A indústria por vez dos serviços deve ser um caminho evolutivo. As grandes empresas de Portugal hoje são as criadoras de shoppings, de redes telefónicas, de hipermercados, nada que transforme ou produza riquezas a partir dos solos, das riquezas naturais. Aqui vendem-se milhões de telefones mas não se fabrica nada que se lhes refira. A indústria tem de ser incentivada e alguma dela deve ser do próprio Estado, como antes tivemos a Setenave e a Lisnave que não nos envergonham para além das más opções de gestão.

Um processo estruturante é a redução do Estado e dos poderes locais. Portugal em Regiões administrativas grandes, com políticas estruturadas e desenvolvidas em prol de um investimento racional, que diminui os custos de manutenção que não privilegia o isolamento nem a dispersão dos meios e que concentra o desenvolvimento em linhas de interesse colectivo e que baliza os seus custos e os seus investimentos. A redução das instituições de poder local tem de estar a par da diminuição do número de parlamentares e do número de lugares de administração com vínculo.

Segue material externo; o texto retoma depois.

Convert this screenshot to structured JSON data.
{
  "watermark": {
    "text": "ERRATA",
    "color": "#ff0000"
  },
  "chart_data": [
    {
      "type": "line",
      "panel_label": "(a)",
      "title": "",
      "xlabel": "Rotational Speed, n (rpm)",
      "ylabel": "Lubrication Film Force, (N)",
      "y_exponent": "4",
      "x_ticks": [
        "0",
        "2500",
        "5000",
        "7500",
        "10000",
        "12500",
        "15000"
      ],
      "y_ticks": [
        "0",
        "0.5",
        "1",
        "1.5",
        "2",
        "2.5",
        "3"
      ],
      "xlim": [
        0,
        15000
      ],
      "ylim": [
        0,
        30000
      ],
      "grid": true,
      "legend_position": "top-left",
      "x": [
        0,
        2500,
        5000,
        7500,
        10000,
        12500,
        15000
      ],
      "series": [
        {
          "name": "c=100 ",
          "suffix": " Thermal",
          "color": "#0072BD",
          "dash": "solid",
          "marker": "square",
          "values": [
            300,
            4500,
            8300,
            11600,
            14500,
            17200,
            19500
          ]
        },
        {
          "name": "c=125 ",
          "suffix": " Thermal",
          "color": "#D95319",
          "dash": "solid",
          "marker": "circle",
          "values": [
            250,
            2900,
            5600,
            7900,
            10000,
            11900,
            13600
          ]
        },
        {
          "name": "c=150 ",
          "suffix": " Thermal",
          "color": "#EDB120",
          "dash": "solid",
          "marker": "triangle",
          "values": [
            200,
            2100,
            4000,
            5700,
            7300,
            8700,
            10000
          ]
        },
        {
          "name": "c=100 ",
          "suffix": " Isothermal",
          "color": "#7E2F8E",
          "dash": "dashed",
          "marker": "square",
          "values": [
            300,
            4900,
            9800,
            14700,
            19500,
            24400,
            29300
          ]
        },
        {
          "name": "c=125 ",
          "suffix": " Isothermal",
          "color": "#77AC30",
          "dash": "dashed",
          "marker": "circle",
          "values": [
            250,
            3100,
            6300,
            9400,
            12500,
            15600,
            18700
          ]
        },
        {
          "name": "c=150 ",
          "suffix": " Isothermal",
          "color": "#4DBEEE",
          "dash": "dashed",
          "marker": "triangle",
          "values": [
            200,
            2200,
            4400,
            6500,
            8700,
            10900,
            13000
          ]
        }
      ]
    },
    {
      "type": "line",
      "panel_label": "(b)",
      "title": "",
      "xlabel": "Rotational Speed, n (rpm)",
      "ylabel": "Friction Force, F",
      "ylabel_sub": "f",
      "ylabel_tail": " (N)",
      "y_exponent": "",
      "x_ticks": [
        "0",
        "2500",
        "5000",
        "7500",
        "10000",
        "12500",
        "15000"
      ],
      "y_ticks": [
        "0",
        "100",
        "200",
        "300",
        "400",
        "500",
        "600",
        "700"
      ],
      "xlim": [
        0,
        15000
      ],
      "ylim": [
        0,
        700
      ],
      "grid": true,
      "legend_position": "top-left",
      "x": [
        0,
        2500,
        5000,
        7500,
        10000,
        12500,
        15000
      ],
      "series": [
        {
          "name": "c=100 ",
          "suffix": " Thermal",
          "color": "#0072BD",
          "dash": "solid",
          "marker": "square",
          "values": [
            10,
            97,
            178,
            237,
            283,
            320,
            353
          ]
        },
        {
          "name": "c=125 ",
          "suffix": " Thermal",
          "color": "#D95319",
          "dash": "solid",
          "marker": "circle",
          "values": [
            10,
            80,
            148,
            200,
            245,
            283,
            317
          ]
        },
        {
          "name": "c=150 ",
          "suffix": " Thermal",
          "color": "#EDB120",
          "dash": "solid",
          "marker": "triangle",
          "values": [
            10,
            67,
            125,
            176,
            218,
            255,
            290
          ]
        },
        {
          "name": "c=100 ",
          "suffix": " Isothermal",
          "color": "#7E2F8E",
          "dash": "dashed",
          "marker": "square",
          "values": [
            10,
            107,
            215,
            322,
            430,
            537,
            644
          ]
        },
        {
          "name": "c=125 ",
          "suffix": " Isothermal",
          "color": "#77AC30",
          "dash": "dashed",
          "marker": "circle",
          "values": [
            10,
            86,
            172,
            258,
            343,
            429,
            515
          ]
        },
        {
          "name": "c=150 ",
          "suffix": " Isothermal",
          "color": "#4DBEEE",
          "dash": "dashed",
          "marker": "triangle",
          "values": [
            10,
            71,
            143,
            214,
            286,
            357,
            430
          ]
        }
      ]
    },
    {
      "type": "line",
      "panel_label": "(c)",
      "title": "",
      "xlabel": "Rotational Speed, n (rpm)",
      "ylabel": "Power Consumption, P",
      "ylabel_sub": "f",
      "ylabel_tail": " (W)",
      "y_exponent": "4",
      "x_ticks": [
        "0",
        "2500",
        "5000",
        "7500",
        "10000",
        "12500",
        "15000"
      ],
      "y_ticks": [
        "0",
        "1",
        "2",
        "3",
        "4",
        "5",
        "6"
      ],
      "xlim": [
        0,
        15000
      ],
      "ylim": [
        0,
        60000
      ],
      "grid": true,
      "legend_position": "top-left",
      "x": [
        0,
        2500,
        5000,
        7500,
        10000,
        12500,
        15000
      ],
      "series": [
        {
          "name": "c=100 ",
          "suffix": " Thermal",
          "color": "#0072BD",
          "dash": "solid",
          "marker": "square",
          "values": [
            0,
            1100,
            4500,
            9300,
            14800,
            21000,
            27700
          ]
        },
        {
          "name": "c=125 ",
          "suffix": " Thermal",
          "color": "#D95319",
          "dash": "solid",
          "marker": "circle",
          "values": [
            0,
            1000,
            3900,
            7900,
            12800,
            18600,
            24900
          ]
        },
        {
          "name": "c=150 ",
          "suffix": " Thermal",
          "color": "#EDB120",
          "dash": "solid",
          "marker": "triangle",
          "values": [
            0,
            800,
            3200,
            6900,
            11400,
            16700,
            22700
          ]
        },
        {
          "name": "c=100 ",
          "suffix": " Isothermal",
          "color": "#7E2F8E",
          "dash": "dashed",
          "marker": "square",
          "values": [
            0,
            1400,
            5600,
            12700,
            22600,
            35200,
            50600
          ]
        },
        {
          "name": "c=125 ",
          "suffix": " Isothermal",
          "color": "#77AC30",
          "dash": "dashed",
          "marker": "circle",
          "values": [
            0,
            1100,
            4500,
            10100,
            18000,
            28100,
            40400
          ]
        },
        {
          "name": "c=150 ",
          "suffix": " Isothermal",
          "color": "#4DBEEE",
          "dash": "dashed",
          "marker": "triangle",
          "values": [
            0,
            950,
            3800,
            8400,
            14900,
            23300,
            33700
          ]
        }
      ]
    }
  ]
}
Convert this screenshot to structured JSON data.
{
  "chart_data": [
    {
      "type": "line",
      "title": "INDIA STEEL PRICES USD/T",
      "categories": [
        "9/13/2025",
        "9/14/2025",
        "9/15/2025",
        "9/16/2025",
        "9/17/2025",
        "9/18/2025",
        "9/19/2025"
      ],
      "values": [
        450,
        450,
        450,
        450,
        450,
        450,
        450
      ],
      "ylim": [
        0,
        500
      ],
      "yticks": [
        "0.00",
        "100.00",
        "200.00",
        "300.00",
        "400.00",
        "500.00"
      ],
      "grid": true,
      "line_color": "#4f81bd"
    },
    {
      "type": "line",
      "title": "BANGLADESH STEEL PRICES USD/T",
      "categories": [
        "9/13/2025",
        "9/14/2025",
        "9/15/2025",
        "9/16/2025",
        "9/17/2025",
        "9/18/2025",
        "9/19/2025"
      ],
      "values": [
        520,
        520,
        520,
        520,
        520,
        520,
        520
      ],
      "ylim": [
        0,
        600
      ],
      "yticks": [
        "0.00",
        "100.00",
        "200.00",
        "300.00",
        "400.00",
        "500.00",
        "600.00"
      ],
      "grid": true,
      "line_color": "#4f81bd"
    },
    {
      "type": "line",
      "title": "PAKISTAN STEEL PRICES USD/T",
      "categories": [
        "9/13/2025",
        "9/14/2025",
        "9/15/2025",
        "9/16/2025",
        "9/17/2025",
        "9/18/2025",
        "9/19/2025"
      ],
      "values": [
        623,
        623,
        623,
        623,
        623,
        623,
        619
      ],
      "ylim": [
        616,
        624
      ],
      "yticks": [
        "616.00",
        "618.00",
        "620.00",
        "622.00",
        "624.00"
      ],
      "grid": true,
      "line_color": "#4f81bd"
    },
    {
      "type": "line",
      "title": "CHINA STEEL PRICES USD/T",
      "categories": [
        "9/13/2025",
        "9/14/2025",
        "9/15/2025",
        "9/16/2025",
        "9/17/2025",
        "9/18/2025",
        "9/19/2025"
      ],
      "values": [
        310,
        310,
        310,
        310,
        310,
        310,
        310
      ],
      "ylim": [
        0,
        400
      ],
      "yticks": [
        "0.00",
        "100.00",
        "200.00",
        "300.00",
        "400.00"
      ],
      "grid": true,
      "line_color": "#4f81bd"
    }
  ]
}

Assim se dão alguns exemplos de um processo estratégico que nos obriga a pensar a Guarda junto com Belmonte e a Covilhã. Assim se percebe a Saúde inserida na região e o ensino como uma linha orientadora. A indústria é também aqui um caminho, tal como neste grupo urbano tem de se pensar o turismo da Serra, os parques desportivos, as escolhas comerciais. Podia dizer, com risco de não errar que a 50 anos uma destas cidades vence e as outras se apagam.